Dies zeigt das Beispiel Hensoldt im vergangenen Jahr. Nach zwei Quartalen hatte das Unternehmen aus Taufkirchen bei München einen bereinigten operativen Gewinn (Ebitda) von 82 Mill. Euro eingefahren. Dies entsprach einer Marge von nur 11%. Im Gesamtjahr aber sollten rund 19% erreicht werden. Selbst nach neun Monaten schien das Ziel kaum erreichbar, meldete der Vorstand doch 15%.

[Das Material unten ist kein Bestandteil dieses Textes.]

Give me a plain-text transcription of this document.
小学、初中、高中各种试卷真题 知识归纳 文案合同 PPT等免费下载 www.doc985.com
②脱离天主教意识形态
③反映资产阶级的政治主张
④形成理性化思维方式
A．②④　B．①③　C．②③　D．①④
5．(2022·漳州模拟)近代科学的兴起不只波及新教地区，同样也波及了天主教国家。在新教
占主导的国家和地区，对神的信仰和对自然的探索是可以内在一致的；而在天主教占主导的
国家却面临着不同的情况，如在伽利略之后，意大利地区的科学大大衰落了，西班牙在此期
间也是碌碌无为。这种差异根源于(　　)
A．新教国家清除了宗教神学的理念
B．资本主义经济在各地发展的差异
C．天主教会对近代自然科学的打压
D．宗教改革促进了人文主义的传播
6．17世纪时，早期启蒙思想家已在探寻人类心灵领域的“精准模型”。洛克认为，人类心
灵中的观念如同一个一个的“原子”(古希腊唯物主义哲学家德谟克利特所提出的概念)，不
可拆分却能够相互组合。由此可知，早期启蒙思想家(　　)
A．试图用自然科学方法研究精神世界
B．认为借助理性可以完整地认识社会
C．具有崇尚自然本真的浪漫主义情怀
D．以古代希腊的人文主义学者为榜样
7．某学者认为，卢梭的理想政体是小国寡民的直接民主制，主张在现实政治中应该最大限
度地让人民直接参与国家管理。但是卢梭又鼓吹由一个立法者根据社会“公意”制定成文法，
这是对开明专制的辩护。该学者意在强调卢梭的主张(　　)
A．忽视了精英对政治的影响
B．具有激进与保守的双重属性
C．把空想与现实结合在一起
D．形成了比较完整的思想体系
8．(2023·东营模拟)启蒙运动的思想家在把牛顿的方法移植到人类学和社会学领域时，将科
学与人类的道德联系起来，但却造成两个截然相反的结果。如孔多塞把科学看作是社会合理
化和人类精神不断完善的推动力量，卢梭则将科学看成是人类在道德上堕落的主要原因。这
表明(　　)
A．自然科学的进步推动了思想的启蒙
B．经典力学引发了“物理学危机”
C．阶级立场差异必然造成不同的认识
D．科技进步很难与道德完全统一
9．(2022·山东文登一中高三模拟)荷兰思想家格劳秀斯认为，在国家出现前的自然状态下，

Zeitenwende im Februar 2022

Doch diese Indikationen erwiesen sich wieder einmal als irreführend: Letztlich übertraf Hensoldt mit 19,9% das Jahresziel sogar, der Umsatz stieg auf 1,8 Mrd. Euro. „Wir konnten im Berichtsjahr durch eine weiter verbesserte operative Projektabwicklung wichtige Fortschritte erzielen und unser profitables Wachstum fortsetzen“, stellte Finanzvorstand Christian Ladurner bei Vorlage der vorläufigen Jahreszahlen fest. Mit dem Kauf des Systemintegrators ESG (330 Mill. Euro Umsatz, 14% Ebitda-Marge) wird dieses Wachstum nun auch anorganisch unterstützt.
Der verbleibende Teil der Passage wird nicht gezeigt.